Reflecting on Tish’ah BeAv
Seeking to comprehend the great tragedy of the destruction of the Jewish Temple, our tradition speaks of sin’at chinam – Unwarranted hatred. It was internecine warfare and conflict among fellow Jews that resulted in the destruction of our people and our religious centre (the Romans being but a contributing agent).
Ironically, it was during a commemoration of Tish’ah BeAv at the Kotel, just several days ago, that sina’t chinam was again being descried for conflict between fellow Jews. Not agreeing with the appropriateness of an egalitarian minyan conducting Tish’ah BeAv services, a group of Jews disrupted and attacked members of this prayer group. In the words of Israeli Foreign Minsiter Yair Lapid: “On the day we commemorate the destruction of the Temple, a group of extremists decided to desecrate the holiness of the day and the holiness of the place and start a violent struggle at the Kotel. That’s the baseless hatred (sinat chinam) that led to the destruction of the Temple and our exile.”
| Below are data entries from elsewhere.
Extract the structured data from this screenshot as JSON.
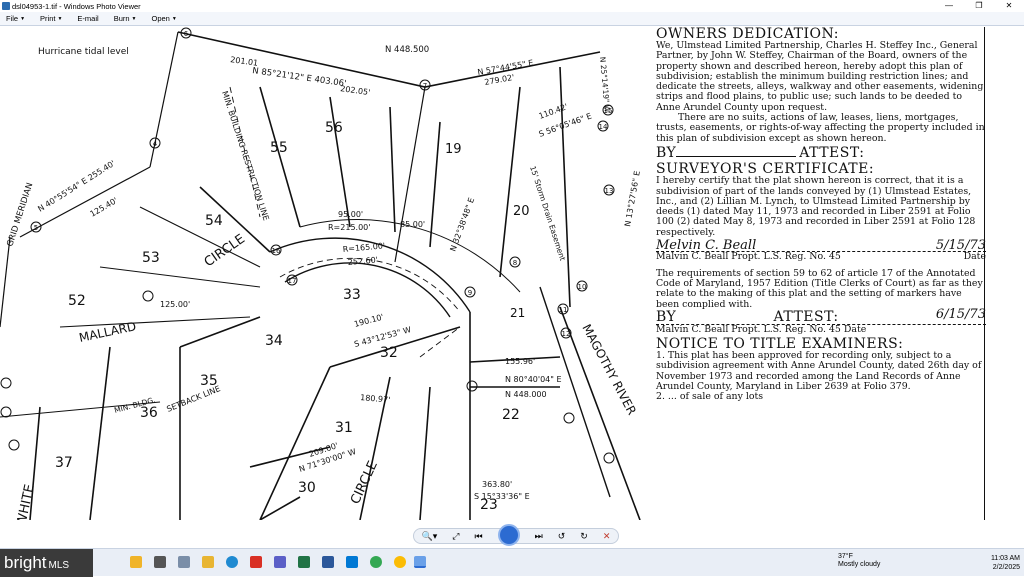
{
  "window": {
    "title": "dsl04953-1.tif - Windows Photo Viewer",
    "buttons": [
      "—",
      "❐",
      "✕"
    ]
  },
  "menu": {
    "items": [
      {
        "label": "File"
      },
      {
        "label": "Print"
      },
      {
        "label": "E-mail"
      },
      {
        "label": "Burn"
      },
      {
        "label": "Open"
      }
    ]
  },
  "plat": {
    "lots": [
      "56",
      "55",
      "54",
      "53",
      "52",
      "33",
      "34",
      "35",
      "36",
      "37",
      "32",
      "31",
      "30",
      "21",
      "22",
      "23",
      "20",
      "19"
    ],
    "streets": [
      "CIRCLE",
      "MALLARD",
      "CIRCLE",
      "WHITE",
      "MAGOTHY RIVER"
    ],
    "labels": {
      "hurricane": "Hurricane tidal level",
      "grid": "GRID MERIDIAN",
      "bldg_line": "MIN. BUILDING RESTRICTION LINE",
      "setback": "SETBACK LINE",
      "storm": "15' Storm Drain Easement",
      "minbldg": "MIN. BLDG."
    },
    "bearings": [
      "N 85°21'12\" E 403.06'",
      "N 448.500",
      "N 57°44'55\" E",
      "279.02'",
      "202.05'",
      "201.01",
      "R=165.00'",
      "252.60'",
      "R=215.00'",
      "95.00'",
      "85.00'",
      "N 40°55'54\" E 255.40'",
      "125.40'",
      "125.00'",
      "N 448.000",
      "N 71°30'00\" W",
      "209.00'",
      "S 43°12'53\" W",
      "190.10'",
      "180.97'",
      "155.96'",
      "N 80°40'04\" E",
      "N 32°38'48\" E",
      "110.42'",
      "S 56°05'46\" E",
      "N 13°27'56\" E",
      "N 25°14'19\" W",
      "363.80'",
      "S 15°33'36\" E"
    ],
    "circled": [
      "7",
      "8",
      "9",
      "10",
      "11",
      "12",
      "13",
      "14",
      "15",
      "16",
      "17",
      "4",
      "5",
      "6",
      "55",
      "56",
      "57",
      "58",
      "59",
      "60",
      "61",
      "54",
      "53",
      "52",
      "51",
      "1"
    ]
  },
  "certificate": {
    "heading1": "OWNERS DEDICATION:",
    "para1": "We, Ulmstead Limited Partnership, Charles H. Steffey Inc., General Partner, by John W. Steffey, Chairman of the Board, owners of the property shown and described hereon, hereby adopt this plan of subdivision; establish the minimum building restriction lines; and dedicate the streets, alleys, walkway and other easements, widening strips and flood plains, to public use; such lands to be deeded to Anne Arundel County upon request.",
    "para2": "There are no suits, actions of law, leases, liens, mortgages, trusts, easements, or rights-of-way affecting the property included in this plan of subdivision except as shown hereon.",
    "by1": "BY",
    "attest1": "ATTEST:",
    "heading2": "SURVEYOR'S CERTIFICATE:",
    "para3": "I hereby certify that the plat shown hereon is correct, that it is a subdivision of part of the lands conveyed by (1) Ulmstead Estates, Inc., and (2) Lillian M. Lynch, to Ulmstead Limited Partnership by deeds (1) dated May 11, 1973 and recorded in Liber 2591 at Folio 100 (2) dated May 8, 1973 and recorded in Liber 2591 at Folio 128 respectively.",
    "sig_surveyor": "Melvin C. Beall",
    "sig_date": "5/15/73",
    "surveyor_line": "Malvin C. Beall     Propt. L.S. Reg. No. 45",
    "date_label": "Date",
    "para4": "The requirements of section 59 to 62 of article 17 of the Annotated Code of Maryland, 1957 Edition (Title Clerks of Court) as far as they relate to the making of this plat and the setting of markers have been complied with.",
    "by2": "BY",
    "attest2": "ATTEST:",
    "sig_date2": "6/15/73",
    "surveyor_line2": "Malvin C. Beall     Propt. L.S. Reg. No. 45     Date",
    "heading3": "NOTICE TO TITLE EXAMINERS:",
    "para5": "1. This plat has been approved for recording only, subject to a subdivision agreement with Anne Arundel County, dated 26th day of November 1973 and recorded among the Land Records of Anne Arundel County, Maryland in Liber 2639 at Folio 379.",
    "para6": "2. ... of sale of any lots"
  },
  "controls": {
    "buttons": [
      "zoom",
      "fit",
      "previous",
      "slideshow",
      "next",
      "rotate-left",
      "rotate-right",
      "delete"
    ]
  },
  "taskbar": {
    "brand": "bright",
    "brand_suffix": "MLS",
    "weather_temp": "37°F",
    "weather_desc": "Mostly cloudy",
    "time": "11:03 AM",
    "date": "2/2/2025",
    "colors": {
      "accent": "#2c6bd1",
      "brand_bg": "#3a3a3a"
    }
  }
}
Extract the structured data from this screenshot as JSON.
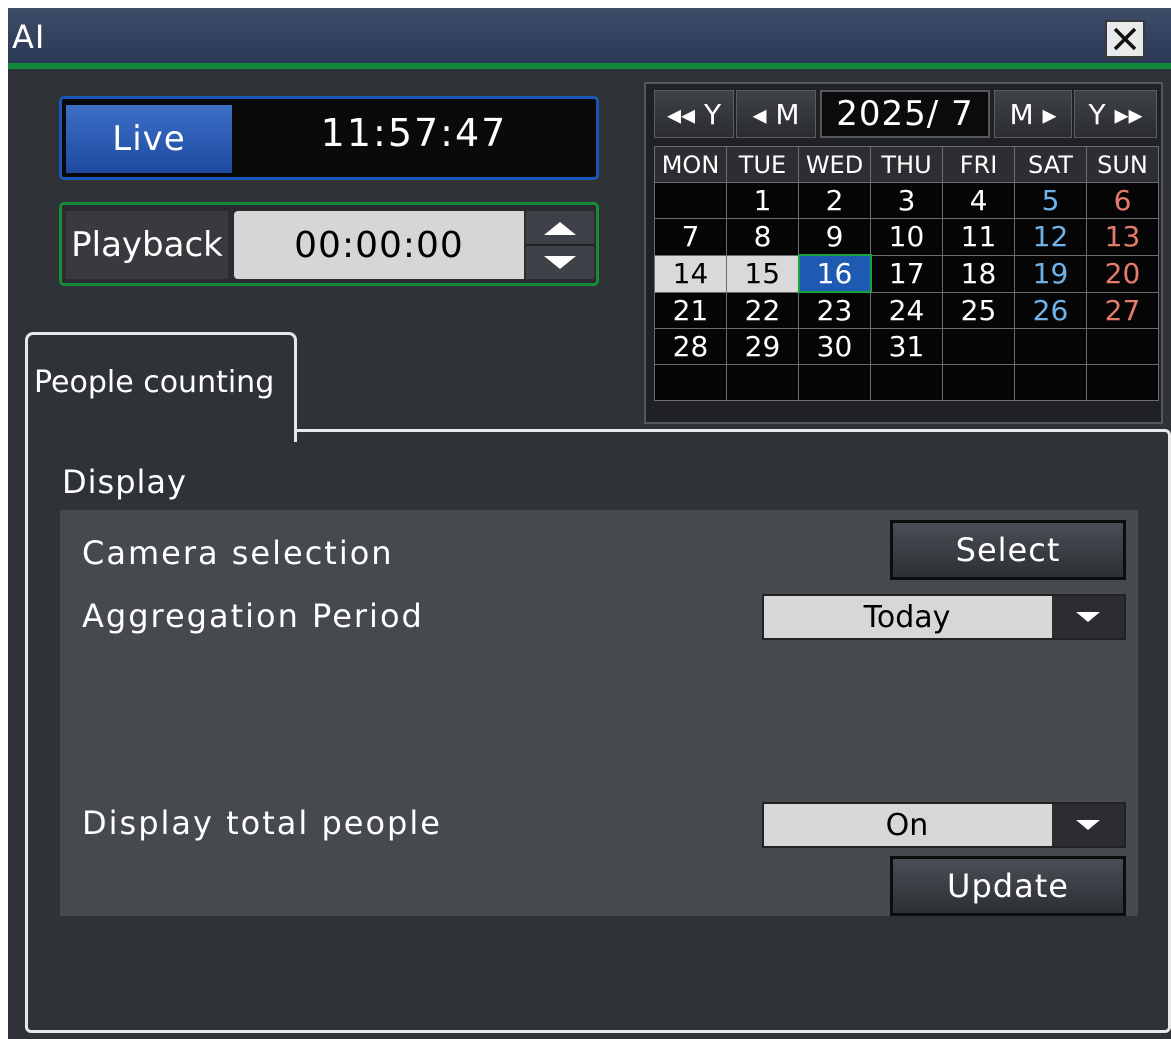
{
  "window": {
    "title": "AI"
  },
  "live": {
    "label": "Live",
    "time": "11:57:47"
  },
  "playback": {
    "label": "Playback",
    "time": "00:00:00"
  },
  "calendar": {
    "nav": {
      "prev_year": "◂◂ Y",
      "prev_month": "◂ M",
      "next_month": "M ▸",
      "next_year": "Y ▸▸"
    },
    "month_label": "2025/ 7",
    "weekdays": [
      "MON",
      "TUE",
      "WED",
      "THU",
      "FRI",
      "SAT",
      "SUN"
    ],
    "weeks": [
      [
        "",
        "1",
        "2",
        "3",
        "4",
        "5",
        "6"
      ],
      [
        "7",
        "8",
        "9",
        "10",
        "11",
        "12",
        "13"
      ],
      [
        "14",
        "15",
        "16",
        "17",
        "18",
        "19",
        "20"
      ],
      [
        "21",
        "22",
        "23",
        "24",
        "25",
        "26",
        "27"
      ],
      [
        "28",
        "29",
        "30",
        "31",
        "",
        "",
        ""
      ],
      [
        "",
        "",
        "",
        "",
        "",
        "",
        ""
      ]
    ],
    "selected_day": "16",
    "highlighted_days": [
      "14",
      "15"
    ]
  },
  "tabs": [
    {
      "label": "People counting"
    }
  ],
  "display_section": {
    "title": "Display",
    "camera_selection": {
      "label": "Camera selection",
      "button": "Select"
    },
    "aggregation_period": {
      "label": "Aggregation Period",
      "value": "Today"
    },
    "display_total_people": {
      "label": "Display total people",
      "value": "On"
    },
    "update_button": "Update"
  },
  "colors": {
    "live_accent": "#1a56b8",
    "playback_accent": "#188a3c",
    "saturday": "#6fb3ea",
    "sunday": "#e77b6b"
  }
}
Of course, members of the disrupting group would contend that it was this very form of transgression exhibited by this prayer group that resulted in the destruction of Jerusalem and the Temple. They are the extremists who are now revisiting the tragedy by desecrating the destruction site of the temple.
And so it goes, and what have we learned and what has changed?
The word chinam, whether understood as baseless, unwarranted or gratuitous appears in our tradition’s lamentation literature in another form, chinam nimkarnu – we have been sold for naught, without warrant. It too recently was evoked with Poland’s parliament considering passing a law that would limit the possibility of Shoah survivors or their families recovering property taken from them (either by selling out Jews to the Nazis or taking their homes and property when their Jewish neighbours were sent to their deaths).
Here too, Lapid voiced his grave concern: “What happened on Polish soil during the Holocaust cannot be denied. Poland’s attempt to pass another law that tries to erase history and to clear them of responsibility for the property of Holocaust survivors is unacceptable and immoral. No law can erase the memory of the victims. Poland knows what it needs to do”.
Judaism zealously teaches that human life cannot be bartered, whether for personal gain or national or religious triumphalism. That is an extremism from which we all can gain and join in fellowship.